Dimitri, now retired, was a science teacher for most of her life. As the way she taught about climate change changed with new, and more dire, statistics, government inaction remained in place.

She referred to Greta Thunberg, the Swedish student who started the international School Strike 4 Climate when she was 15, as an inspiration of hers at the start of our Climate Watch tour.

“Earth behaves like any other living thing, like an organism, like a human body,” she said.

“If we know how a human body works, we know when something makes someone sick, we avoid doing that thing again. The difference is we’ve only got one earth.”

The City of Melbourne study found that jacarandas, native evergreen brush box’s and indigenous coast banksias coped better with climate change.

Dimitri included a jacaranda and a coast banksia in her tour of the gardens, but also noted that banksias especially are slow growing trees, and the data was unclear on long term effects.

“Nature doesn’t give us immediate answers,” she said.

Coast banksias do, however, deal badly with isolation caused by development. Part of the reason they’re identified as a more adaptable plant is the way they can mate and spread to more conducive locations.

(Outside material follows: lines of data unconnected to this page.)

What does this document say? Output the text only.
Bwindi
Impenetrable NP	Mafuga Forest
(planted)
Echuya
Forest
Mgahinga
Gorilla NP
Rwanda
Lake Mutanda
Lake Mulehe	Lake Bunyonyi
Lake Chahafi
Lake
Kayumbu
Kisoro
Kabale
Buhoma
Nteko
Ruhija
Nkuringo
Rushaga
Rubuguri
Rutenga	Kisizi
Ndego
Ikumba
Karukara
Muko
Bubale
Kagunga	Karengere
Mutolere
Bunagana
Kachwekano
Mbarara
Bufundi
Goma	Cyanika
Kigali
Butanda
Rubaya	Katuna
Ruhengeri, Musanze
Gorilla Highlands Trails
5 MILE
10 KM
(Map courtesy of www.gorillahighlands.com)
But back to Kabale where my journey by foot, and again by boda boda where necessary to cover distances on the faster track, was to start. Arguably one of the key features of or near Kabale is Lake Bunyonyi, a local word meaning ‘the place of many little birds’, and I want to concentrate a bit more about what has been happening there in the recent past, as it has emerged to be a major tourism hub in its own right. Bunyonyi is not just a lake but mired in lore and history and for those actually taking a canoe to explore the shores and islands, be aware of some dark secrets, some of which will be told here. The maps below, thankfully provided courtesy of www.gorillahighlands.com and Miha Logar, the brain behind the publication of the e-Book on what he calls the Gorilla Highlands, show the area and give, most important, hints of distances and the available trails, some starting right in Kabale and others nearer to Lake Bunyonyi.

This is hindered when one of the trees is grown in the middle of built up development.

There were worrying outcomes from the study for Dutch elms and some indigenous eucalypts and acacias.

There’s always been changes in the earth’s climate. When Dimitri took our tour to see a firewheel tree she told an anecdote about firewheel tree flowers being found as fossils in Gippsland mines.

The trees are tropical, which indicates “Victoria was once much warmer”.

But the rate of man-made climate change makes it difficult to envision any living organism being ultimately able to adapt.